Sizing up beef costs
The restaurant family that includes Outback Steakhouse, Bloomin’ Brands, is planning to raise prices about 5% across its brands to cover rising labor and food costs — and, by pairing that with efficiency improvements, it is managing to increase its profits.
“It became clear that the 3% pricing we previously discussed was not enough to offset the increased inflationary pressures our industry is facing,” said Christopher Meyer, chief financial officer at Bloomin’ Brands, speaking of the last quarter. “Given that we had not taken a material menu price increase since 2019, we are confident that 5% is appropriate.”
Meyer noted that operating inflation was 4.9% and labor inflation was 8.9% in the final quarter of 2021, but that the company had managed to increase its profits through improving efficiency by simplifying its menu and by cutting food waste.
In 2022, he said, the company expects beef inflation “in the mid-to-high teens” and wage inflation “in the high single-digit range.”
Recovering profits in food
As beef and other food costs have increased, so have Shake Shack’s menu prices.

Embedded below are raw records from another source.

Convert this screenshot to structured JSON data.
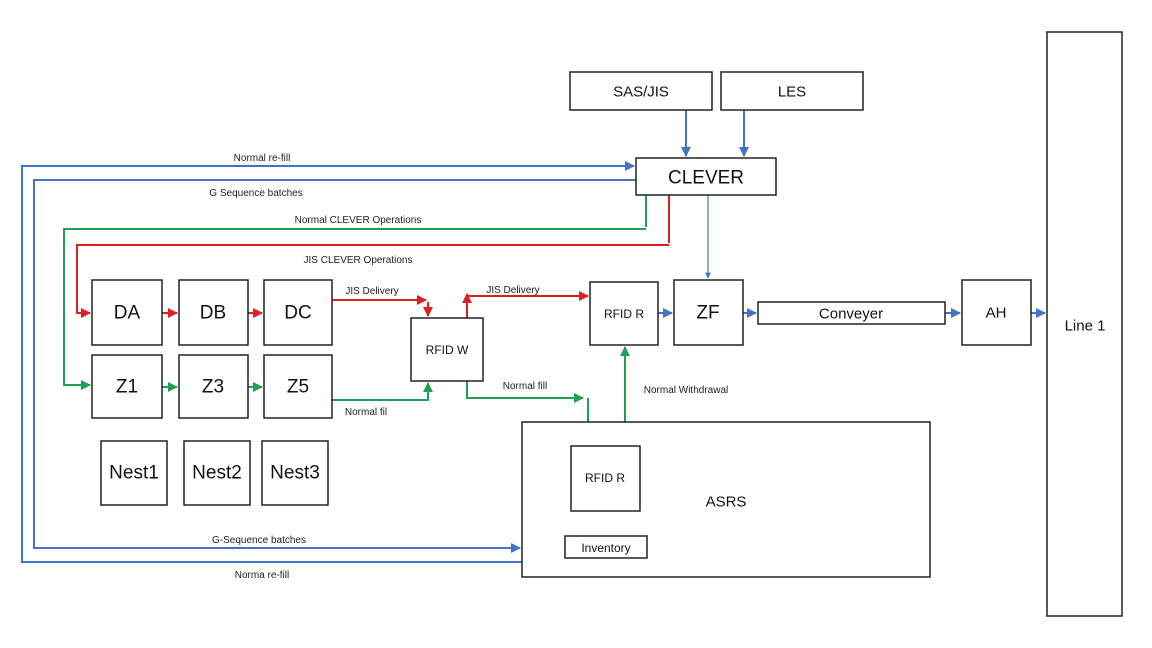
{
  "nodes": {
    "sas_jis": "SAS/JIS",
    "les": "LES",
    "clever": "CLEVER",
    "da": "DA",
    "db": "DB",
    "dc": "DC",
    "z1": "Z1",
    "z3": "Z3",
    "z5": "Z5",
    "nest1": "Nest1",
    "nest2": "Nest2",
    "nest3": "Nest3",
    "rfid_w": "RFID W",
    "rfid_r": "RFID R",
    "zf": "ZF",
    "conveyer": "Conveyer",
    "ah": "AH",
    "line1": "Line 1",
    "asrs": "ASRS",
    "rfid_r_inner": "RFID R",
    "inventory": "Inventory"
  },
  "edges": {
    "normal_refill_top": "Normal re-fill",
    "g_sequence_top": "G Sequence batches",
    "normal_clever_ops": "Normal CLEVER Operations",
    "jis_clever_ops": "JIS CLEVER Operations",
    "jis_delivery_1": "JIS Delivery",
    "jis_delivery_2": "JIS Delivery",
    "normal_fill_1": "Normal fill",
    "normal_fill_2": "Normal fil",
    "normal_withdrawal": "Normal Withdrawal",
    "g_sequence_bottom": "G-Sequence batches",
    "normal_refill_bottom": "Norma re-fill"
  },
  "colors": {
    "normal": "#1fa055",
    "jis": "#e02020",
    "info": "#4472c4"
  }
}
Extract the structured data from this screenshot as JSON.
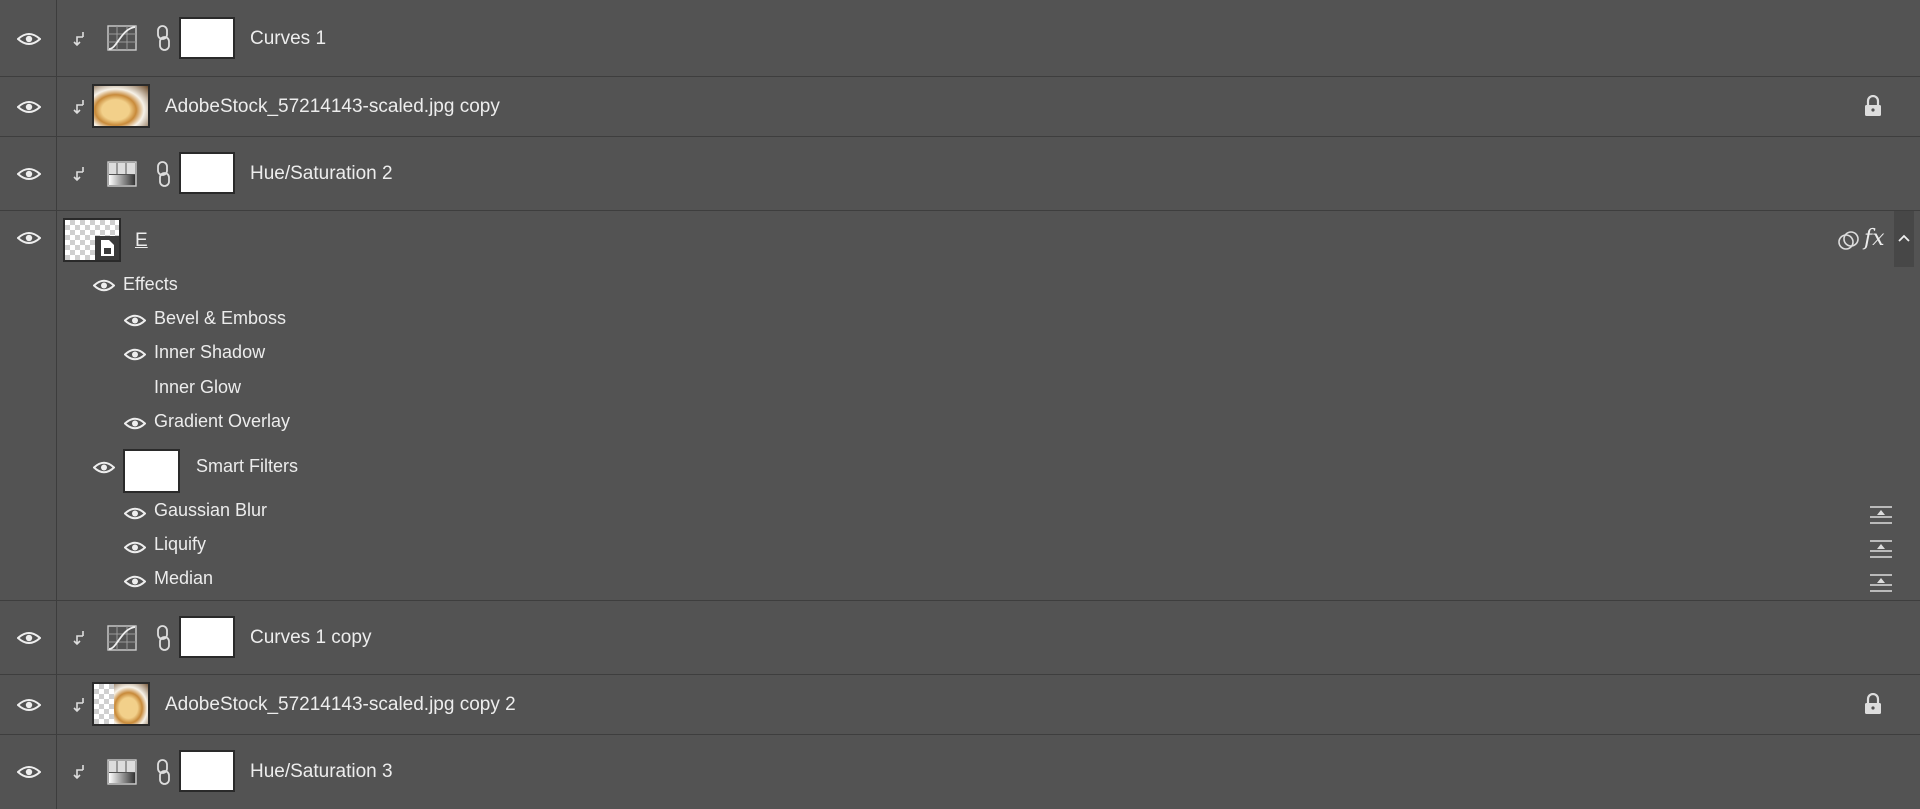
{
  "layers": {
    "curves1": {
      "name": "Curves 1"
    },
    "adobe_copy": {
      "name": "AdobeStock_57214143-scaled.jpg copy"
    },
    "hue2": {
      "name": "Hue/Saturation 2"
    },
    "e_layer": {
      "name": "E",
      "effects_label": "Effects",
      "effects": [
        "Bevel & Emboss",
        "Inner Shadow",
        "Inner Glow",
        "Gradient Overlay"
      ],
      "smart_filters_label": "Smart Filters",
      "filters": [
        "Gaussian Blur",
        "Liquify",
        "Median"
      ],
      "fx_label": "fx"
    },
    "curves1_copy": {
      "name": "Curves 1 copy"
    },
    "adobe_copy2": {
      "name": "AdobeStock_57214143-scaled.jpg copy 2"
    },
    "hue3": {
      "name": "Hue/Saturation 3"
    }
  },
  "colors": {
    "panel_bg": "#535353",
    "divider": "#3e3e3e",
    "text": "#ececec"
  }
}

But officials think consumers will be able to spend through the burger and ice cream inflation as virus risks fade and foot traffic picks up in the cities where its stores are located.
“We are encouraged by the results of our October price increase and believe our brand has pricing power,” Katherine Fogertey, chief financial officer of Shake Shack, said during a Feb. 17 earnings call. “The extent of inflation this year remains uncertain, and we may take additional price later this year to help build back margins.”
Shake Shack is already planning another price increase in March, which would push up prices by 6% to 7% over about six months, said CEO Randy Garutti, as the company tries to keep pace with rapid cost inflation.
“This company has a history of a roughly 2% price take every year,” he said. “For us to be at 7% is indicative of the time we’re living in. And I think we’re more, probably, on the conservative end of that if you look at us against the industry — us against at-home cost of food.”
Pricier hotel rooms
Wynn Resorts, whose occupancy in Las Vegas took a hit during the winter surge in coronavirus infections, has seen advance bookings rebound sharply — and it believes it has the power to charge vacationers higher prices.
“We believe we have strong pricing power on rooms, food and beverage, and nightlife during 2022,” CEO Craig Billings said on a Feb. 15 earnings call.
That comes after a strong quarter for the company’s Las Vegas locations, one driven by rapid consumer demand.
“To us, the quarter’s results are a further indication of the fact that our unrelenting focus on service and great product are resonating with premium customers who, after being cooped up for 2020 and the first part of 2021, are traveling and spending again with a vengeance,” Billings said.
Sweet treats, sweet profits
Another product claiming pricing power? Doughnuts.
The end of 2021 showed that “fresh premium sweet treat business like ourselves — we can manage that inflationary environment that you referenced with price increases,” Josh Charlesworth, chief operating officer at Krispy Kreme, said in a Tuesday earnings call. “We effectively ended the year with double-digit price increase for the year in the U.S., high single-digit on average across the world,” he added.
Charlesworth said the company expected to expand profits in 2022.
“The guidance we’ve given here today does assume that we’re able to manage, both from that price increase — and if we so choose, if needed, further price increases — to still grow our margins in 2022,” he said, noting that labor cost inflation was expected to hover in the “high single-digit” range and that the company had already locked in key ingredients like sugar and oil for the year.